As I said earlier, don’t treat your influencer like an employee. Treat them like a partner. Just because you’re paying them to promote your content, doesn’t mean you should rely solely on them to do it.

Typically there is an enormous amount of pressure on influencers to make sure their paying clients content does well. If it doesn’t, it means that they lose any future sales with them and potentially damages their reputation.

So instead of just sitting idly by and expecting them to do all the work, you should help them too. Share their posts on your page, endorse them just like their endorsing you. It’s a win win for everyone. Always tag them in the content that you share that relates to them. It’ll make them know that you care about them and in turn will make them care about you.

Sharing is caring.

  1. You’re demanding (and probably boring)

If you don’t get a response from an influencer, calm down. Don’t hit send. DO NOT bombard them with additional messages. It makes you seem desperate, demanding, and needy. Also if go have a deal with an influencer to promote your content and your not seeing them post or further promote it, don’t message them. They know what the agreement is and their probably actually taking time to create valuable content. It’s also extremely rude and condescending to tell someone you don’t think they’re doing their job. I’d recommend that it’s okay to send a follow up message in a week after the original message is you haven’t heard anything.

If it seems like your consistently getting ignored or rejected, news flash: you’re boring.

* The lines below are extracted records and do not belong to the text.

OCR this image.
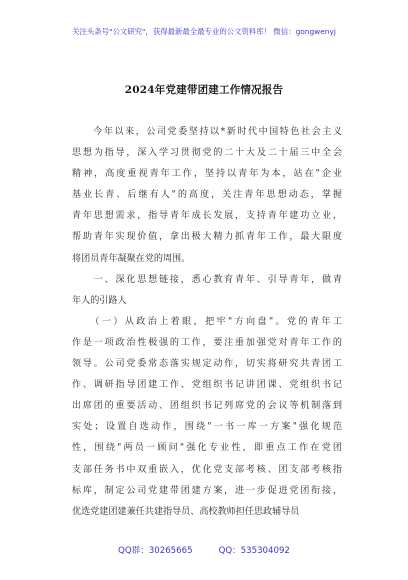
关注头条号"公文研究"，获得最新最全最专业的公文资料库！ 微信：gongwenyj
2024年党建带团建工作情况报告
　　今年以来，公司党委坚持以*新时代中国特色社会主义
思想为指导，深入学习贯彻党的二十大及二十届三中全会
精神，高度重视青年工作，坚持以青年为本，站在"企业
基业长青、后继有人"的高度，关注青年思想动态，掌握
青年思想需求，指导青年成长发展，支持青年建功立业，
帮助青年实现价值，拿出极大精力抓青年工作，最大限度
将团员青年凝聚在党的周围。
　　一、深化思想链接，悉心教育青年、引导青年，做青
年人的引路人
　　（一）从政治上着眼，把牢"方向盘"。党的青年工
作是一项政治性极强的工作，要注重加强党对青年工作的
领导。公司党委常态落实规定动作，切实将研究共青团工
作、调研指导团建工作、党组织书记讲团课、党组织书记
出席团的重要活动、团组织书记列席党的会议等机制落到
实处；设置自选动作，围绕"一书一库一方案"强化规范
性，围绕"两员一顾问"强化专业性，即重点工作在党团
支部任务书中双重嵌入，优化党支部考核、团支部考核指
标库，制定公司党建带团建方案，进一步促进党团衔接，
优选党建团建兼任共建指导员、高校教师担任思政辅导员
QQ群：30265665	QQ：535304092
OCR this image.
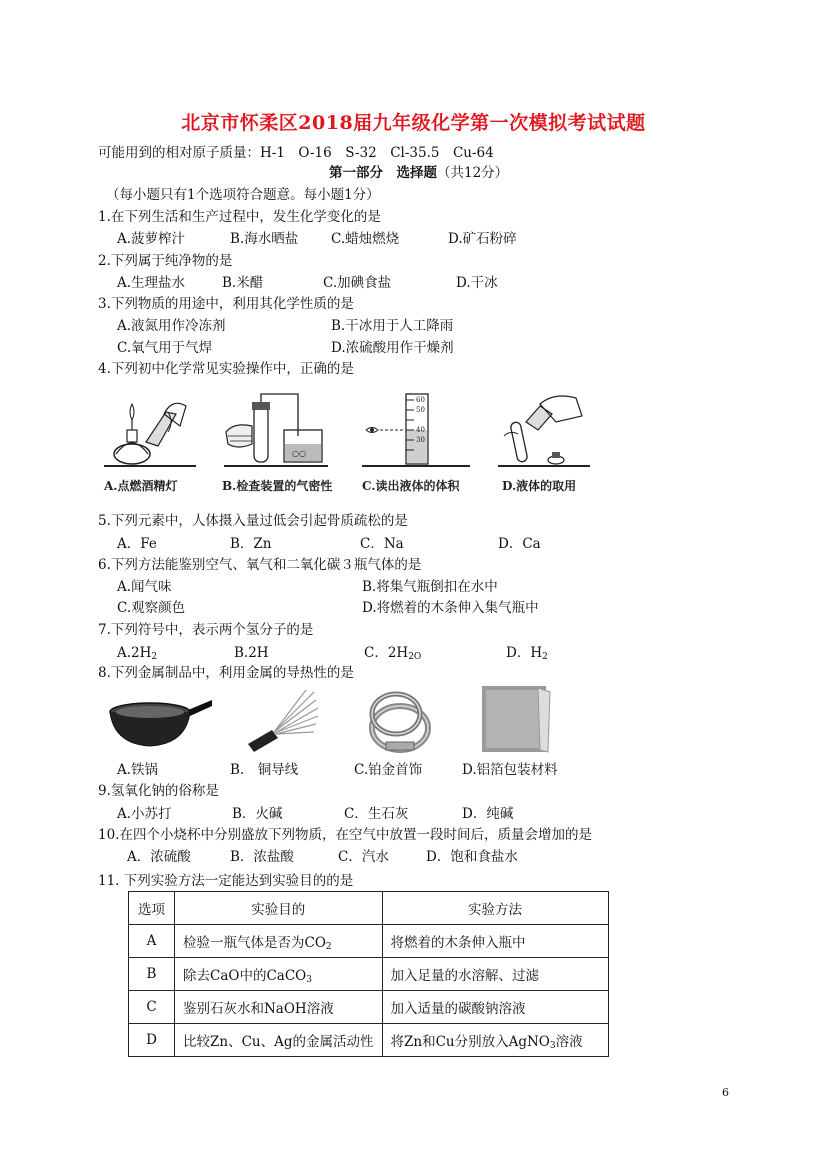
北京市怀柔区2018届九年级化学第一次模拟考试试题
可能用到的相对原子质量：H-1　O-16　S-32　Cl-35.5　Cu-64
第一部分　 选择题（共12分）
（每小题只有1个选项符合题意。每小题1分）
1.在下列生活和生产过程中，发生化学变化的是
A.菠萝榨汁	B.海水晒盐 C.蜡烛燃烧	D.矿石粉碎
2.下列属于纯净物的是
A.生理盐水	B.米醋	C.加碘食盐	D.干冰
3.下列物质的用途中，利用其化学性质的是
A.液氮用作冷冻剂	B.干冰用于人工降雨
C.氧气用于气焊	D.浓硫酸用作干燥剂
4.下列初中化学常见实验操作中，正确的是
○○
60
50
40
30
A.点燃酒精灯	B.检查装置的气密性 C.读出液体的体积	D.液体的取用
5.下列元素中，人体摄入量过低会引起骨质疏松的是
A．Fe	B．Zn	C．Na	D．Ca
6.下列方法能鉴别空气、氧气和二氧化碳３瓶气体的是
A.闻气味	B.将集气瓶倒扣在水中
C.观察颜色	D.将燃着的木条伸入集气瓶中
7.下列符号中，表示两个氢分子的是
$A.2H_2$	B.2H	C．$2H_{2O}$	D．$H_2$
8.下列金属制品中，利用金属的导热性的是
A.铁锅	B.　铜导线	C.铂金首饰	D.铝箔包装材料
9.氢氧化钠的俗称是
A.小苏打	B．火碱	C．生石灰	D．纯碱
10.在四个小烧杯中分别盛放下列物质，在空气中放置一段时间后，质量会增加的是
A．浓硫酸	B．浓盐酸	C．汽水	D．饱和食盐水
11. 下列实验方法一定能达到实验目的的是
选项	实验目的	实验方法
A	检验一瓶气体是否为$CO_2$	将燃着的木条伸入瓶中
B	除去CaO中的CaCO$_3$	加入足量的水溶解、过滤
C	鉴别石灰水和NaOH溶液	加入适量的碳酸钠溶液
D	比较Zn、Cu、Ag的金属活动性	将Zn和Cu分别放入AgNO$_3$溶液
6
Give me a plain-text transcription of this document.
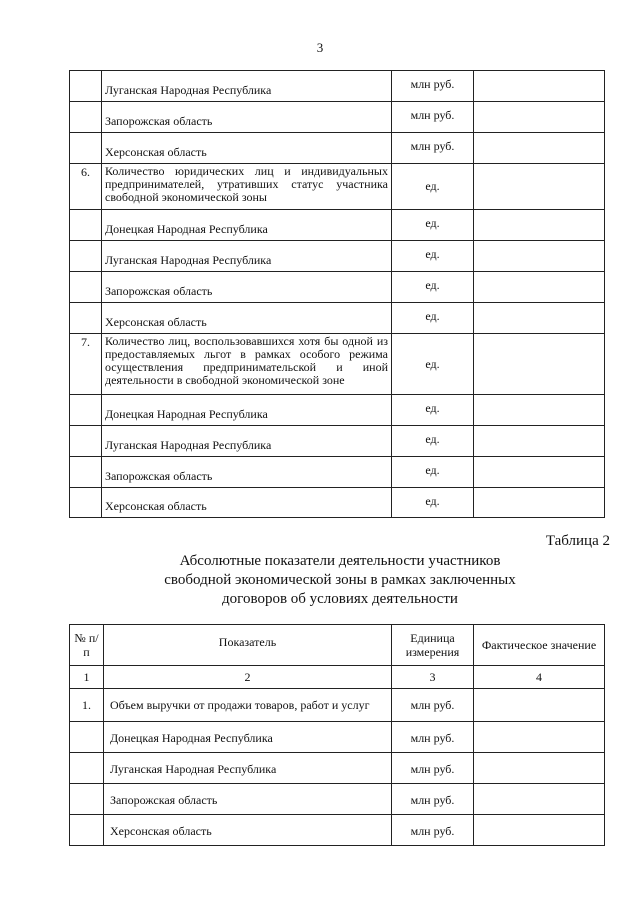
3
	Луганская Народная Республика	млн руб.	
	Запорожская область	млн руб.	
	Херсонская область	млн руб.	
6.	Количество юридических лиц и индивидуальных предпринимателей, утративших статус участника свободной экономической зоны	ед.	
	Донецкая Народная Республика	ед.	
	Луганская Народная Республика	ед.	
	Запорожская область	ед.	
	Херсонская область	ед.	
7.	Количество лиц, воспользовавшихся хотя бы одной из предоставляемых льгот в рамках особого режима осуществления предпринимательской и иной деятельности в свободной экономической зоне	ед.	
	Донецкая Народная Республика	ед.	
	Луганская Народная Республика	ед.	
	Запорожская область	ед.	
	Херсонская область	ед.	
Таблица 2
Абсолютные показатели деятельности участников
свободной экономической зоны в рамках заключенных
договоров об условиях деятельности
№ п/п	Показатель	Единица измерения	Фактическое значение
1	2	3	4
1.	Объем выручки от продажи товаров, работ и услуг	млн руб.	
	Донецкая Народная Республика	млн руб.	
	Луганская Народная Республика	млн руб.	
	Запорожская область	млн руб.	
	Херсонская область	млн руб.	
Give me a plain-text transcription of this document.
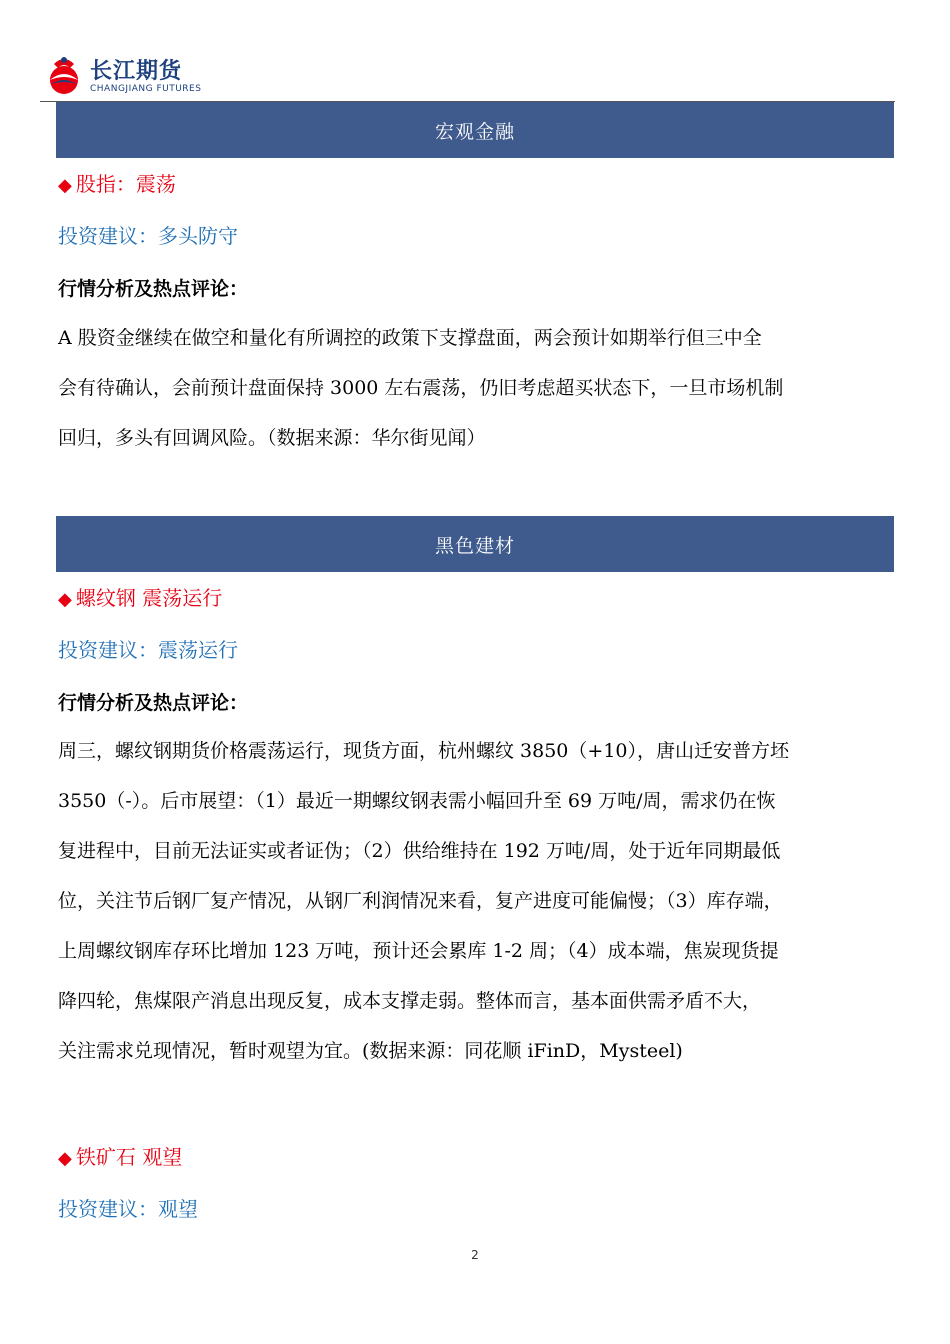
长江期货
CHANGJIANG FUTURES
宏观金融
◆ 股指：震荡
投资建议：多头防守
行情分析及热点评论：
A 股资金继续在做空和量化有所调控的政策下支撑盘面，两会预计如期举行但三中全
会有待确认，会前预计盘面保持 3000 左右震荡，仍旧考虑超买状态下，一旦市场机制
回归，多头有回调风险。（数据来源：华尔街见闻）
黑色建材
◆ 螺纹钢 震荡运行
投资建议：震荡运行
行情分析及热点评论：
周三，螺纹钢期货价格震荡运行，现货方面，杭州螺纹 3850（+10），唐山迁安普方坯
3550（-）。后市展望：（1）最近一期螺纹钢表需小幅回升至 69 万吨/周，需求仍在恢
复进程中，目前无法证实或者证伪；（2）供给维持在 192 万吨/周，处于近年同期最低
位，关注节后钢厂复产情况，从钢厂利润情况来看，复产进度可能偏慢；（3）库存端，
上周螺纹钢库存环比增加 123 万吨，预计还会累库 1-2 周；（4）成本端，焦炭现货提
降四轮，焦煤限产消息出现反复，成本支撑走弱。整体而言，基本面供需矛盾不大，
关注需求兑现情况，暂时观望为宜。(数据来源：同花顺 iFinD，Mysteel)
◆ 铁矿石 观望
投资建议：观望
2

Nobody wants to listen to you if you’re boring. You need to entice your potential influencers with good offers, products, ideals and overall charisma. Maybe you should offer to make a donation to the charity of their choice. Better yet, ask them to interact with you. Ask them for an interview, a podcast, to make a video together, or even just to review your product. People are more likely to respond to a request where they actually get to participate and put their two sense in.

  1.  There’s no Rules

Typically, I hate rules.

Rules suck.

But sometimes, you need them. When you start working with a new influencer, I would seriously consider laying down some ground rules, especially if the price they’re quoting you seems to good to be true. Often time influencers will give you a low price for your products promotion because they’re going to ‘sneakily promote it’.

For example, they’ll wear your product, but won’t put a link in the description, they’re bio, or even talk about it. Or better yet, they’ll only tag your company in the photo. NO ONE clicks on photos anymore to see who’s tagged in it. So if that’s what your influencer plans on doing to offer you a good price, you might as well not do it. It’s very important that you specify that you want a link in the description of the post or a link in their bio.

In Conclusion

Be human.

Remember influencers are human. They’ll respond to what you’d respond to, nothing less. If you avoid the above mistakes I mentioned, I can guarantee you’ll have a better influencer marketing experience. Most importantly, never be boring.